En ese momento, Johana lo miró de reojo, como si nada pasara, y le recordó con voz suave:
—Ya llegó el elevador.
Ariel por fin volvió en sí, bajó despacio la mano derecha que aún tenía en el aire, la cerró suavemente en un puño y la metió al bolsillo de su pantalón.
Ambos subieron al elevador, uno tras otro. Johana lo miró de nuevo y preguntó:
—¿En qué piso está tu abuelo?
Ariel contestó en tono calmado:
—En el piso veintitrés.
Johana presionó directamente el botón del piso veintitrés, sin notar la actitud de Ariel.
La verdad, ya ni ganas tenía de fijarse en eso.
...
Al poco rato, el elevador se detuvo en el piso veintitrés. Cuando tocaron la puerta del cuarto del anciano, Marisela Paredes ya estaba adentro.
Al ver entrar a Johana, Marisela se levantó rápido y le sonrió:
—Joha, qué bueno que llegaste.
—Marisela —le respondió Johana, y después se acercó a la cama del abuelo, tomó su mano con cuidado, se inclinó un poco hacia él y preguntó con cariño—: Abuelo, ¿te sientes mejor?
El anciano contestó:
—No es nada grave, son los doctores quienes hacen que todo suene peor.
Marisela, aprovechando el momento, le reclamó desde un lado:
—Te dije que no tomaras, y aun así te pusiste a beber a escondidas. Mira, por andar de terco, acabaste en el hospital.
El abuelo replicó con una sonrisa:
—¿Y para qué vive uno, si no es para darse sus gustos de vez en cuando?
Johana soltó una risa ligera y acercó una silla para sentarse junto a él, sin soltarle la mano.
El abuelo no la soltaba; quería seguir platicando con ella.
Primero le contó cómo seguía de salud.
Después, poco a poco, fue recordando historias de cuando él y el abuelo de Johana eran jóvenes, y las veces que tuvieron que luchar para defenderse en tiempos difíciles.
Johana escuchaba con una sonrisa, atenta, como si fuera la primera vez que oía esas historias, aunque en realidad ya se las sabía de memoria.

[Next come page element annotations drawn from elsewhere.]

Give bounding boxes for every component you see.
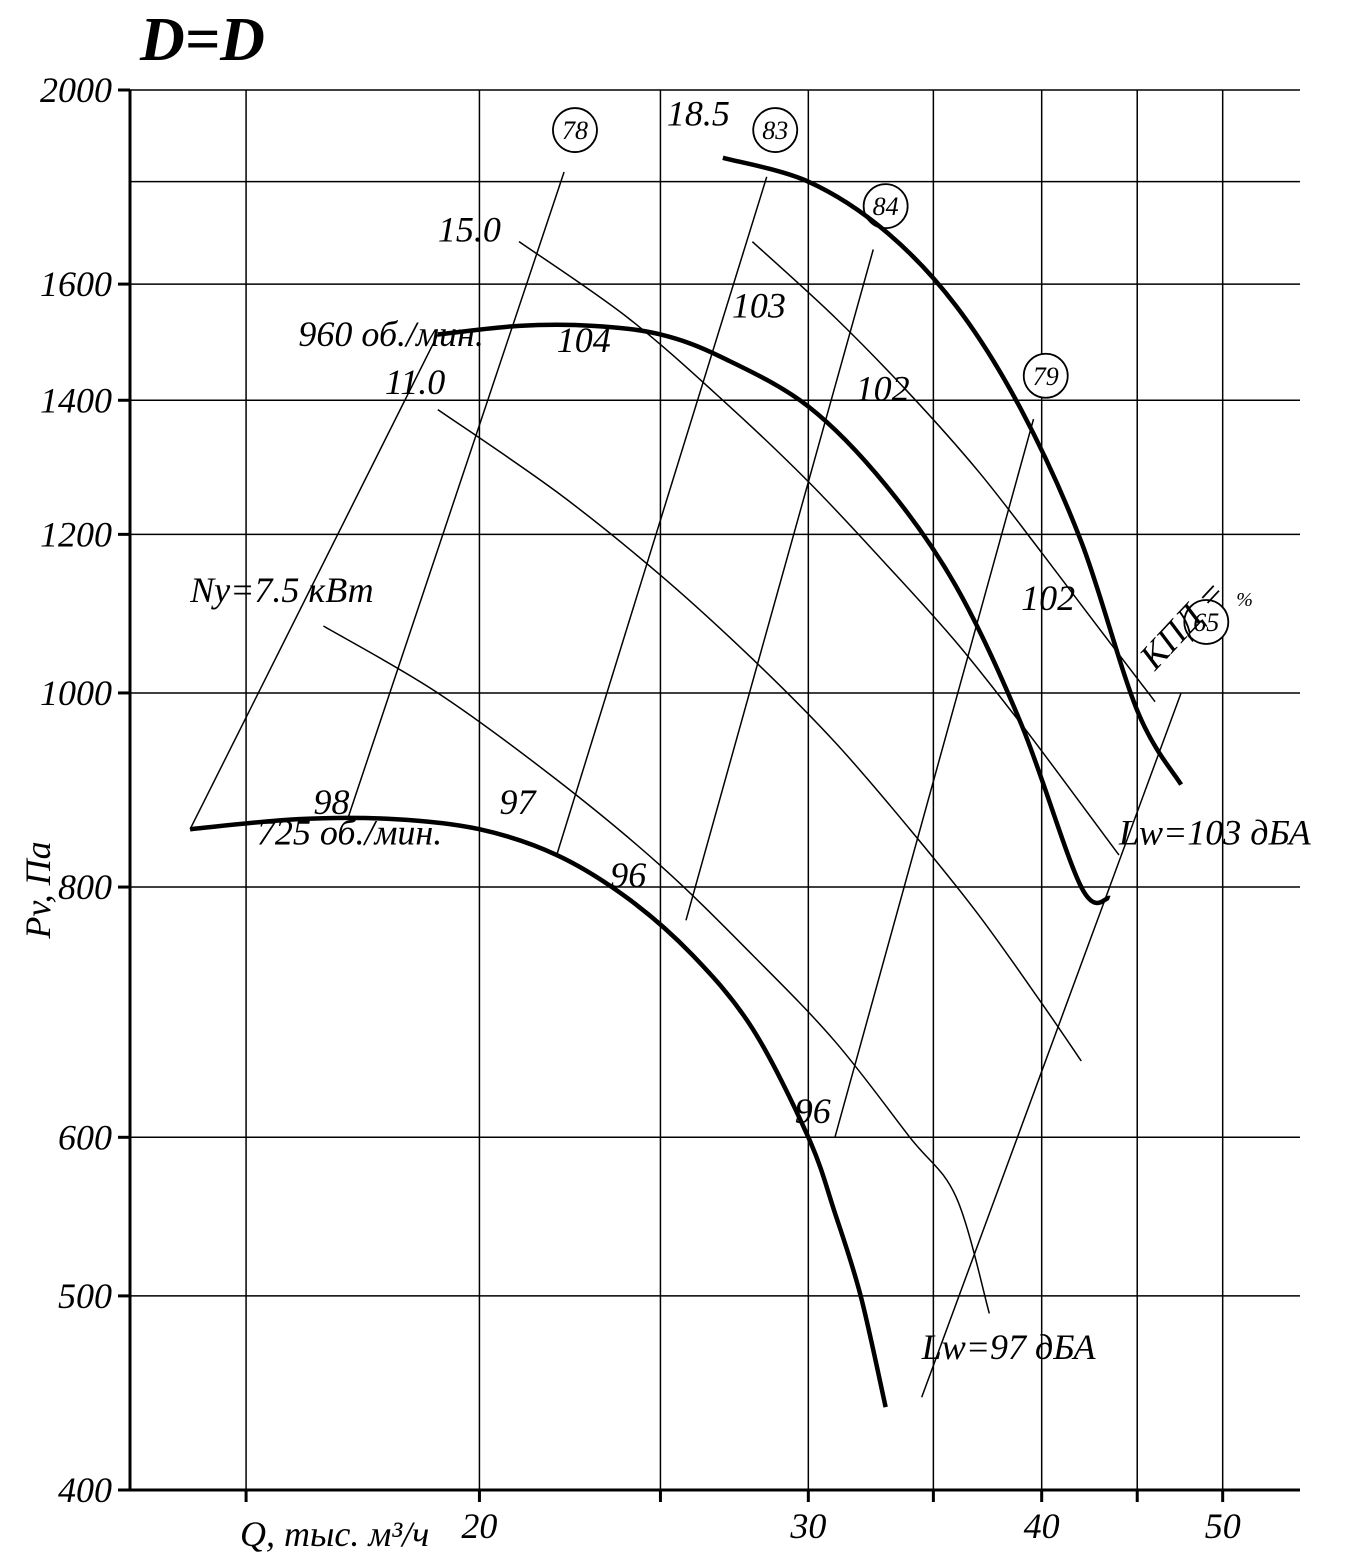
x-axis-title: Q, тыс. м³/ч — [240, 1514, 429, 1554]
y-tick-label: 2000 — [40, 70, 112, 110]
x-tick-label: 30 — [789, 1506, 826, 1546]
power-label: 15.0 — [438, 210, 501, 250]
y-axis-title: Pv, Па — [18, 841, 58, 939]
noise-value: 96 — [795, 1091, 831, 1131]
noise-value: 97 — [499, 782, 537, 822]
y-tick-label: 1200 — [40, 514, 112, 554]
fan-chart: 400 500 600 800 1000 1200 1400 1600 2000 20 30 40 50… — [0, 0, 1351, 1566]
fan-curve — [190, 818, 886, 1407]
fan-curve — [438, 325, 1110, 903]
y-tick-label: 500 — [58, 1276, 112, 1316]
power-label: 18.5 — [667, 94, 730, 134]
efficiency-line — [348, 172, 564, 819]
rpm-label: 725 об./мин. — [257, 813, 442, 853]
noise-value: 102 — [1021, 578, 1075, 618]
noise-value: 103 — [732, 285, 786, 325]
x-tick-label: 40 — [1024, 1506, 1060, 1546]
efficiency-value: 84 — [873, 192, 899, 221]
y-tick-label: 1400 — [40, 380, 112, 420]
efficiency-line — [686, 249, 873, 920]
efficiency-line — [835, 419, 1034, 1137]
efficiency-value: 79 — [1033, 362, 1059, 391]
efficiency-value: 78 — [562, 116, 588, 145]
power-curve — [323, 626, 989, 1313]
rpm-label: 960 об./мин. — [298, 314, 483, 354]
noise-value: 98 — [313, 782, 349, 822]
noise-value: 102 — [856, 368, 910, 408]
fan-curve — [723, 158, 1181, 785]
y-tick-label: 800 — [58, 867, 112, 907]
x-tick-label: 50 — [1205, 1506, 1241, 1546]
noise-value: 104 — [557, 320, 611, 360]
noise-value: 96 — [610, 855, 646, 895]
side-label: Lw=97 дБА — [921, 1327, 1097, 1367]
power-curve — [752, 242, 1155, 702]
power-label: Nу=7.5 кВт — [189, 570, 374, 610]
side-label: Lw=103 дБА — [1118, 813, 1312, 853]
chart-title: D=D — [139, 6, 265, 74]
efficiency-value: 83 — [762, 116, 788, 145]
x-tick-label: 20 — [461, 1506, 497, 1546]
power-curve — [438, 410, 1081, 1061]
power-label: 11.0 — [385, 362, 445, 402]
y-tick-label: 1000 — [40, 673, 112, 713]
y-tick-label: 1600 — [40, 264, 112, 304]
y-tick-label: 400 — [58, 1470, 112, 1510]
efficiency-line — [922, 693, 1181, 1397]
y-tick-label: 600 — [58, 1117, 112, 1157]
chart-svg: 400 500 600 800 1000 1200 1400 1600 2000 20 30 40 50… — [0, 0, 1351, 1566]
percent-sign: % — [1236, 589, 1253, 611]
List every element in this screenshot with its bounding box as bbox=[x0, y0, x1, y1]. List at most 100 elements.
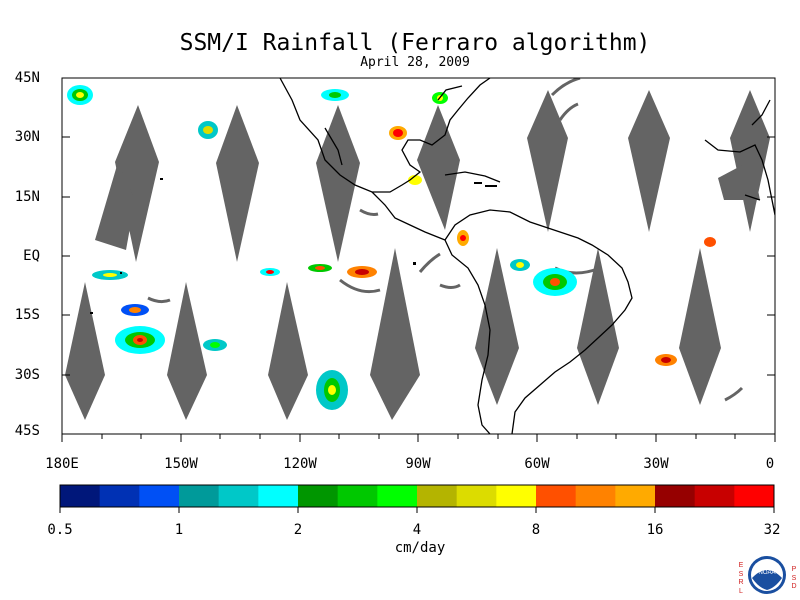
colorbar-label: 0.5 bbox=[47, 522, 73, 538]
colorbar-swatch bbox=[734, 485, 775, 507]
swath-gap bbox=[370, 248, 420, 420]
rain-patch bbox=[92, 270, 128, 280]
lat-label-30n: 30N bbox=[14, 129, 40, 145]
swath-gap bbox=[65, 282, 105, 420]
coastline bbox=[751, 99, 771, 126]
colorbar-swatch bbox=[575, 485, 616, 507]
logo-letter: D bbox=[791, 583, 797, 590]
rain-patch bbox=[198, 121, 218, 139]
islands bbox=[90, 178, 497, 314]
lat-ticks bbox=[62, 77, 775, 435]
colorbar-label: 32 bbox=[763, 522, 781, 538]
swath-edge bbox=[558, 102, 579, 121]
island bbox=[474, 182, 482, 184]
colorbar-swatch bbox=[179, 485, 220, 507]
logo-letter: P bbox=[791, 566, 797, 573]
rain-patch bbox=[408, 175, 422, 185]
rain-patch bbox=[121, 304, 149, 316]
rain-patch bbox=[457, 230, 469, 246]
swath-gap bbox=[268, 282, 308, 420]
coastline bbox=[371, 191, 446, 241]
swath-gap bbox=[628, 90, 670, 232]
island bbox=[413, 262, 416, 265]
colorbar-swatch bbox=[456, 485, 497, 507]
swath-gap bbox=[167, 282, 207, 420]
rain-patch bbox=[316, 370, 348, 410]
swath-edge bbox=[439, 283, 461, 289]
map-date: April 28, 2009 bbox=[360, 55, 470, 70]
colorbar-swatch bbox=[496, 485, 537, 507]
coastline bbox=[444, 209, 633, 434]
rain-patch bbox=[704, 237, 716, 247]
swath-edge bbox=[724, 386, 744, 402]
colorbar-label: 1 bbox=[174, 522, 184, 538]
noaa-logo: NOAA bbox=[748, 556, 786, 594]
lon-ticks bbox=[61, 434, 776, 442]
coastline bbox=[744, 194, 761, 201]
rain-patch bbox=[655, 354, 677, 366]
colorbar-swatch bbox=[615, 485, 656, 507]
logo-left-letters: E S R L bbox=[738, 562, 744, 596]
colorbar-swatch bbox=[99, 485, 140, 507]
colorbar-swatch bbox=[258, 485, 299, 507]
map-title: SSM/I Rainfall (Ferraro algorithm) bbox=[179, 30, 651, 56]
lat-label-45n: 45N bbox=[14, 70, 40, 86]
rain-patch bbox=[203, 339, 227, 351]
logo-text: NOAA bbox=[758, 570, 775, 576]
map-background bbox=[62, 78, 775, 434]
swath-edge bbox=[339, 278, 381, 294]
swath-gap bbox=[95, 162, 135, 250]
swath-gap bbox=[718, 160, 760, 200]
colorbar-swatch bbox=[139, 485, 180, 507]
lon-label-150w: 150W bbox=[164, 456, 198, 472]
rain-patch bbox=[260, 268, 280, 276]
logo-letter: S bbox=[738, 570, 744, 578]
rain-patch bbox=[67, 85, 93, 105]
lon-label-120w: 120W bbox=[283, 456, 317, 472]
coastline bbox=[437, 85, 463, 101]
lon-label-90w: 90W bbox=[405, 456, 431, 472]
swath-gap bbox=[730, 90, 770, 232]
colorbar-label: 4 bbox=[412, 522, 422, 538]
rain-patch bbox=[389, 126, 407, 140]
lat-label-eq: EQ bbox=[23, 248, 40, 264]
swath-gap bbox=[417, 105, 460, 230]
lon-label-30w: 30W bbox=[643, 456, 669, 472]
coastline bbox=[324, 127, 343, 166]
colorbar-swatch bbox=[694, 485, 735, 507]
coastlines bbox=[279, 78, 775, 434]
lon-label-0: 0 bbox=[765, 456, 775, 472]
swath-gap bbox=[679, 248, 721, 405]
swath-gap bbox=[216, 105, 259, 262]
colorbar bbox=[59, 484, 775, 513]
swath-gap bbox=[577, 248, 619, 405]
logo-letter: R bbox=[738, 579, 744, 586]
rain-patch bbox=[533, 268, 577, 296]
lat-label-15s: 15S bbox=[14, 307, 40, 323]
rain-patch bbox=[308, 264, 332, 272]
swath-gap bbox=[316, 105, 360, 262]
swath-edge bbox=[418, 252, 441, 273]
logo-right-letters: P S D bbox=[791, 566, 797, 592]
colorbar-swatch bbox=[417, 485, 458, 507]
swath-edge bbox=[359, 208, 379, 216]
logo-letter: E bbox=[738, 562, 744, 569]
colorbar-swatch bbox=[60, 485, 101, 507]
rain-patch bbox=[321, 89, 349, 101]
island bbox=[160, 178, 163, 180]
colorbar-label: 16 bbox=[646, 522, 664, 538]
lat-label-30s: 30S bbox=[14, 367, 40, 383]
colorbar-swatch bbox=[377, 485, 418, 507]
logo-letter: S bbox=[791, 574, 797, 582]
coastline bbox=[444, 171, 501, 183]
rain-patches bbox=[67, 85, 716, 410]
no-data-swaths bbox=[65, 90, 770, 420]
swath-gap bbox=[115, 105, 159, 262]
colorbar-units: cm/day bbox=[394, 540, 446, 556]
colorbar-label: 8 bbox=[531, 522, 541, 538]
swath-gap bbox=[527, 90, 568, 232]
swath-edge bbox=[147, 296, 171, 304]
colorbar-swatch bbox=[536, 485, 577, 507]
colorbar-swatch bbox=[655, 485, 696, 507]
coastline bbox=[279, 78, 491, 193]
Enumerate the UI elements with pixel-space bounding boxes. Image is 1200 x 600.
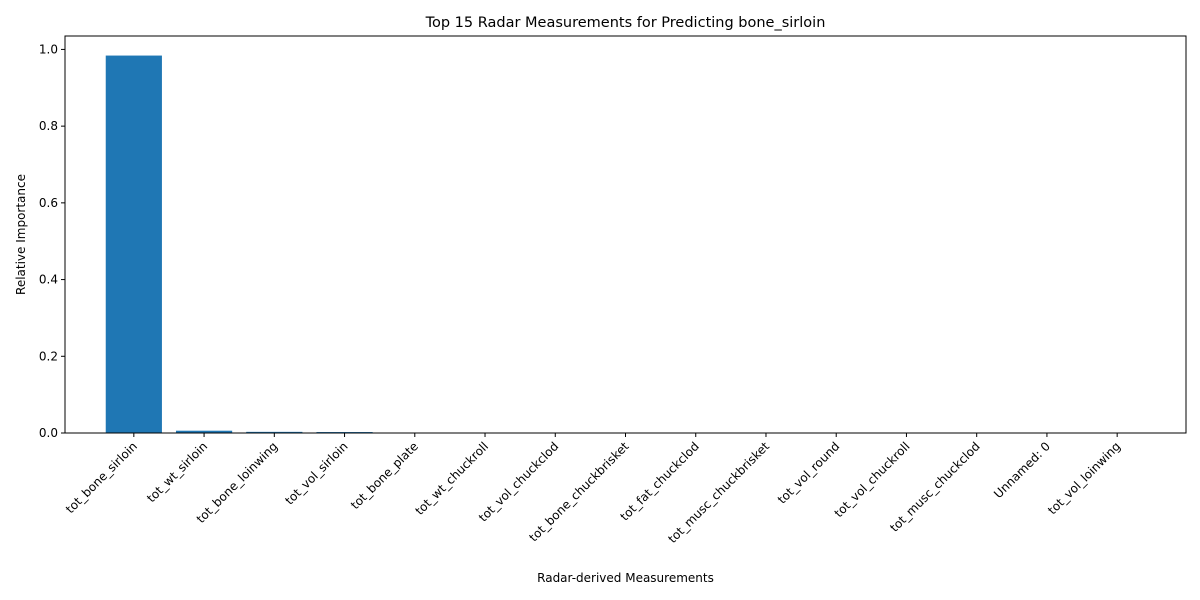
y-tick-label: 0.8 <box>39 119 58 133</box>
x-tick-label: tot_wt_chuckroll <box>412 439 491 518</box>
bar-tot_bone_loinwing <box>246 431 303 433</box>
x-tick-label: Unnamed: 0 <box>991 439 1053 501</box>
y-axis-ticks: 0.0 0.2 0.4 0.6 0.8 1.0 <box>39 42 65 440</box>
x-tick-label: tot_vol_sirloin <box>282 439 350 507</box>
y-tick-label: 0.0 <box>39 426 58 440</box>
y-axis-label: Relative Importance <box>14 174 28 295</box>
x-tick-label: tot_vol_chuckroll <box>832 439 913 520</box>
y-tick-label: 0.6 <box>39 196 58 210</box>
x-tick-label: tot_vol_loinwing <box>1045 439 1123 517</box>
x-axis-label: Radar-derived Measurements <box>537 571 714 585</box>
x-tick-label: tot_wt_sirloin <box>144 439 210 505</box>
y-tick-label: 1.0 <box>39 42 58 56</box>
x-tick-label: tot_bone_sirloin <box>63 439 140 516</box>
y-tick-label: 0.2 <box>39 349 58 363</box>
bar-tot_wt_sirloin <box>175 430 233 433</box>
x-tick-label: tot_vol_round <box>775 439 842 506</box>
plot-frame <box>64 35 1187 434</box>
x-tick-label: tot_bone_plate <box>348 439 421 512</box>
bar-tot_bone_sirloin <box>105 55 162 433</box>
y-tick-label: 0.4 <box>39 273 58 287</box>
chart-title: Top 15 Radar Measurements for Predicting… <box>425 15 826 31</box>
x-axis-ticks: tot_bone_sirloin tot_wt_sirlointot_bone_l… <box>63 433 1123 546</box>
bars-group <box>105 55 1146 433</box>
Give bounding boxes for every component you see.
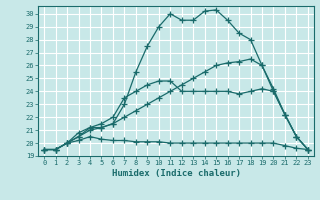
X-axis label: Humidex (Indice chaleur): Humidex (Indice chaleur) [111, 169, 241, 178]
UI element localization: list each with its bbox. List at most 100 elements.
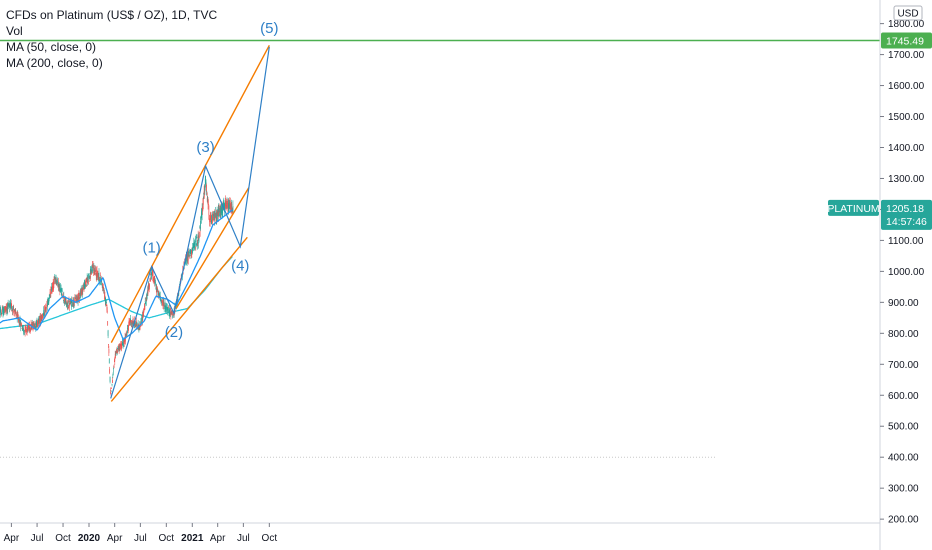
candle [101,282,103,289]
candle [65,297,67,305]
candle [125,333,126,345]
candle [79,290,81,300]
channel-lower-line[interactable] [110,236,248,402]
candle [81,288,82,297]
candle [170,310,172,315]
channel-upper-line[interactable] [110,44,270,343]
currency-label[interactable]: USD [893,5,923,21]
candle [143,308,144,317]
candle [225,195,226,209]
time-axis[interactable]: Apr Jul Oct 2020 Apr Jul Oct 2021 Apr Jul Oct [4,523,278,544]
candle [227,200,229,215]
candle [52,282,53,292]
legend-ma200[interactable]: MA (200, close, 0) [6,56,103,70]
candle [3,306,5,314]
candle [3,309,4,317]
candle [64,300,65,306]
candle [172,313,173,319]
candle [202,198,204,212]
candle [162,298,164,310]
candle [5,303,7,314]
candle [232,200,234,214]
candle [195,235,196,247]
candle [168,307,170,317]
candle [55,278,57,286]
candle [50,294,51,299]
svg-text:Apr: Apr [107,533,123,544]
candle [10,300,12,312]
candle [83,282,85,293]
candle [140,324,142,327]
candle [210,212,212,221]
candle [67,300,68,310]
channel-lines[interactable] [110,44,270,402]
candle [216,206,218,222]
candle [156,287,158,290]
candle [161,299,163,303]
candle [85,284,87,287]
symbol-tag[interactable]: PLATINUM [827,199,880,216]
candle [215,212,217,219]
candle [187,248,189,265]
wave-path[interactable] [110,46,270,399]
price-tick: 1300.00 [880,174,925,185]
legend-ma50[interactable]: MA (50, close, 0) [6,40,97,54]
wave-label: (2) [165,324,183,341]
candle [201,211,203,219]
candle [211,212,213,224]
candle [45,303,47,313]
candle [105,301,107,306]
candle [83,282,84,289]
time-tick: Apr [107,523,123,544]
candle [81,287,83,294]
candle [203,185,205,197]
candle [119,343,120,352]
elliott-wave-lines[interactable]: (1) (2) (3) (4) (5) [110,20,279,399]
ma50-line[interactable] [0,209,233,341]
candle [116,348,118,356]
candle [122,339,124,349]
candle [229,200,231,213]
candle [43,306,45,318]
svg-text:1745.49: 1745.49 [886,36,924,48]
candle [3,306,5,316]
svg-text:900.00: 900.00 [888,298,919,309]
candle [0,307,1,318]
candle [177,297,179,302]
candle [204,184,205,199]
legend-volume[interactable]: Vol [6,24,23,38]
candle [156,284,158,298]
candle [8,303,10,307]
candle [87,274,88,286]
candle [14,308,16,311]
candle [173,314,175,318]
candle [99,276,100,282]
candle [169,307,171,318]
candle [89,275,91,280]
candle [26,326,28,336]
candle [29,327,31,333]
candle [91,270,92,275]
price-axis[interactable]: 1800.00 1700.00 1600.00 1500.00 1400.00 1300.… [879,0,925,550]
channel-middle-line[interactable] [175,187,250,309]
candle [84,279,85,290]
candle [123,340,124,345]
candle [60,284,62,292]
price-tick: 400.00 [880,453,919,464]
candle [147,286,148,297]
candle [208,204,210,220]
candle [193,242,194,252]
candle [57,277,59,292]
candle [206,190,208,196]
candle [4,306,6,315]
candle [30,326,31,332]
candle [160,297,162,304]
candle [116,349,117,354]
candle [20,323,22,328]
candle [119,343,121,350]
candle [69,300,71,306]
symbol-title[interactable]: CFDs on Platinum (US$ / OZ), 1D, TVC [6,8,218,22]
candle [76,293,78,303]
candle [130,315,131,326]
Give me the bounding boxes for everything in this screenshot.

A un lado, Marisela comentó que tenía ganas de escribir una biografía sobre el abuelo y sus amigos. El anciano, entonces, soltó la mano de Johana y movió la mano en el aire, quitándole importancia:
—No sabes valorar lo que tienes. Yo nunca debí aceptar la boda de Joha contigo. Mejor la hubiera dejado casarse con Néstor.
Antes de que Ariel pudiera decir algo, el abuelo continuó:
—Ya ni te quiere, ¿verdad? Acuérdate de lo mucho que te adoraba antes, y ahora ni te aguanta la mirada.
Ariel, con tono despreocupado, contestó:
—Ya, para qué seguirle, no tiene caso hablar de eso.
La actitud de Ariel solo lo hizo enfurecer más. El abuelo le preguntó con dureza:
—¿No tiene caso? ¿Entonces para qué aceptaste casarte con ella?
Luego, insistió:
—Aquí no hay extraños, dime de una vez, ¿qué piensas hacer ahora?
Ariel puso el libro a un lado, levantó la mirada y respondió sin prisa:
—Nunca he pensado en divorciarme.
El abuelo lo miró fijo y preguntó:
—¿No piensas en el divorcio, pero no cuidas tu matrimonio? ¿Y qué hay de esa tal señorita Carrasco? ¿Por qué sigues metido en ese enredo con ella?